Intriguing new research from Google DeepMind shows that language carries a memory that can be described mathematically. The value calculated is the Hurst exponent. It indicates that human language carries a measurable long-range memory (one we live with without perceiving), so what we say is shaped by what came before it. This pattern has held across the cultures, domains, and scales of expression that researchers have tested. The conversation fractal can be mapped and compared by text.

How This Tool Works

This conversation fractal tool maps text to analyze its internal structure shape. Each sentence is broken down into twelve data points. These include word count, average word length, lexical diversity, punctuation density, question density, exclamation density, first person density, second person density, negation density, number density, mid-sentence capitalization, and syllabic complexity. Those twelve points are assembled as an aggregate and analyzed using Principal Component Analysis to establish three axes where the largest number of variations occur. The sentences are plotted on a 3D axis and connect as they occur in the text.

To the side, you can see two calculations. The Zipf slope establishes whether word frequency follows a fractal shape based on word distribution frequency, and the Hurst exponent measures whether the sentences were shaped by previous sentences or if they exist independently.

What is displayed is a map of your entire text. For natural writing, the path tends to fold back on itself and take on a fractal-like shape rather than wandering at random.

CONVERSATION MANIFOLD
12 FEATURES · PCA · 3D
min 10 sentences for meaningful structure
CONVERSATION MANIFOLD
DRAG · ROTATE  ·  SCROLL · ZOOM  ·  HOVER · INSPECT

This tool is designed the show the beauty of these words we write.

Directions for Use

To use the Conversation Fractal tool, enter your text in the box or upload a file, and then click analyze.

The tool will return a 3D image, with Zipf and Hurst value to the side, as well as an interpretation of the results.

Frequently Asked Questions

What is the Zipf Law applied to language?

The Zipf-Mandelbrot Law applied to language postulates that when words are sorted by magnitude of appearance, word frequency is often inversely related to word rank.

What is the Hurst variable in language analysis?

The Hurst exponent is a value related to the fractal dimension of data. Values between .5 and 1 indicate that the data follows a memory of the past (like a fractal holding to its pattern). A value of .5 is the random case, with no memory. Values below .5 mean the data tends to reverse direction rather than carry its pattern forward.

What are twelve text points that the tool analyzes to graph variance?
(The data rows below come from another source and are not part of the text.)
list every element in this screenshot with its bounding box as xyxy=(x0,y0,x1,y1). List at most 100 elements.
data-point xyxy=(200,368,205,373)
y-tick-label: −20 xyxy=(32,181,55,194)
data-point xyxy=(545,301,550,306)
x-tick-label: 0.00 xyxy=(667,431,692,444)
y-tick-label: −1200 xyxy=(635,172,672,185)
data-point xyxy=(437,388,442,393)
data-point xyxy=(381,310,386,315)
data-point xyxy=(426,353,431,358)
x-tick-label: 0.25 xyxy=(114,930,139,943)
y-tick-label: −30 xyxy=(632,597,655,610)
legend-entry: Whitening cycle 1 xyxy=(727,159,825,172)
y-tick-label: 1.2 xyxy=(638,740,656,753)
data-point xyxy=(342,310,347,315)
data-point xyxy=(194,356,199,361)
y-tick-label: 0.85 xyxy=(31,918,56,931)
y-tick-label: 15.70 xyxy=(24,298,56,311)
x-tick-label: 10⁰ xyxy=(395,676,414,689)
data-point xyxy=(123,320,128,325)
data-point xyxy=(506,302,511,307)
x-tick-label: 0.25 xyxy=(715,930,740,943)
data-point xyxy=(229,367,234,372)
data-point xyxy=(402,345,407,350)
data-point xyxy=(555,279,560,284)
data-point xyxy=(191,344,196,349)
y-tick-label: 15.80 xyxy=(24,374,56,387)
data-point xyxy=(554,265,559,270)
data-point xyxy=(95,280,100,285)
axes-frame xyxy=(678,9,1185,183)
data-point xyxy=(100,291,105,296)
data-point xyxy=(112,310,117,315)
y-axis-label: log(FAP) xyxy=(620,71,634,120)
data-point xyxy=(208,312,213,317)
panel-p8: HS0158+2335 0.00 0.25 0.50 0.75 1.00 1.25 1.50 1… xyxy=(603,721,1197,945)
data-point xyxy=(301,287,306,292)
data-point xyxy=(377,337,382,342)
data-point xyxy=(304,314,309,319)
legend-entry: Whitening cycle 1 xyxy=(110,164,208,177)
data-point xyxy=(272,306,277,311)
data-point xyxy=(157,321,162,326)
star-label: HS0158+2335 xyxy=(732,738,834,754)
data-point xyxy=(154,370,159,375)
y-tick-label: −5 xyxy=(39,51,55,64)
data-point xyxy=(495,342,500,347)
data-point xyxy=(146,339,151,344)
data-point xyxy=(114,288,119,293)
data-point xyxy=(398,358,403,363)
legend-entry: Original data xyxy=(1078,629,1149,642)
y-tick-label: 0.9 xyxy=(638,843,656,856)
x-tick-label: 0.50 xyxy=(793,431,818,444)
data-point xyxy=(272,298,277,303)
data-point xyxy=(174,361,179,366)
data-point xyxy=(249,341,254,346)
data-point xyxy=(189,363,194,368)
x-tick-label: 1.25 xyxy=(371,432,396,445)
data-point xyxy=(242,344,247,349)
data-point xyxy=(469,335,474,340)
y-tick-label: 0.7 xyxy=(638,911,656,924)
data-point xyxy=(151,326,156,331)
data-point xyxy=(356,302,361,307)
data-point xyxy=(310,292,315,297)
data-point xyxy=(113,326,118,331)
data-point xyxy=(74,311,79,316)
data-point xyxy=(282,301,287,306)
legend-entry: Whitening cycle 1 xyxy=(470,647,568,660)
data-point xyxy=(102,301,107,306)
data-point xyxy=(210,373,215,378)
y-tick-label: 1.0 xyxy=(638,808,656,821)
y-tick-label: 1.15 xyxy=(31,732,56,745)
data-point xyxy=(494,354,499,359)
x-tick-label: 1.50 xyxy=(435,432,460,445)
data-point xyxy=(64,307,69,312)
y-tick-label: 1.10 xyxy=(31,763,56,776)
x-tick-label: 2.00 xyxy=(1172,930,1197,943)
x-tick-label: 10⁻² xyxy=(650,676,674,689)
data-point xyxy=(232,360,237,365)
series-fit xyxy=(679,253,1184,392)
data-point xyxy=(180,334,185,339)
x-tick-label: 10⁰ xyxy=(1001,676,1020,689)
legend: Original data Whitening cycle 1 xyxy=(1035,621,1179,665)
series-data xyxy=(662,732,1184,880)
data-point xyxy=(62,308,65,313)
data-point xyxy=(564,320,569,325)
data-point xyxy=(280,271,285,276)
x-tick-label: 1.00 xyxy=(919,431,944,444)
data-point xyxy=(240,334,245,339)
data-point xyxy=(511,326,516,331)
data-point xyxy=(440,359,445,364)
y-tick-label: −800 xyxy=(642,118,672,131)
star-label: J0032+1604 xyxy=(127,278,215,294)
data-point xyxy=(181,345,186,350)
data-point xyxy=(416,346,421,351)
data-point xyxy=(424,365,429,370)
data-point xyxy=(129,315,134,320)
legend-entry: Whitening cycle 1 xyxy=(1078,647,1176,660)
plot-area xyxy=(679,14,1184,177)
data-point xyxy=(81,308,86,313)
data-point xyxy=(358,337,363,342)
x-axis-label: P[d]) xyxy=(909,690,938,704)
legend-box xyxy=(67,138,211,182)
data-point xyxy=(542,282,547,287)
Word count — the length of the sentence
Average word length — the mean number of characters per word
Lexical diversity — the ratio of unique words to total words
Punctuation density — frequency of commas, semicolons, and colons
Question density — how often question marks appear
Exclamation density — how often exclamation marks appear
First-person density — frequency of I, me, my, we, our, and related words
Second-person density — frequency of you, your, yourself, and related words
Negation density — frequency of not, never, no, can’t, won’t, and related words
Number density — how often numerical figures appear
Mid-sentence capitalisation — unexpected capital letters indicating proper nouns or emphasis
Syllabic complexity — the average number of syllables per word

What do the three color modes show?

Sequence mode colors each sentence point by the order it appears in the text; early sentences are blue, moving through to gold as the text progresses. This shows you the path of the text over time.
Energy mode colors each point by lexical complexity; sentences with longer, more unusual, and more varied words glow brighter.
Personal mode colors each point by first and second person density, how much the words I, me, my, we, and you appear in each sentence.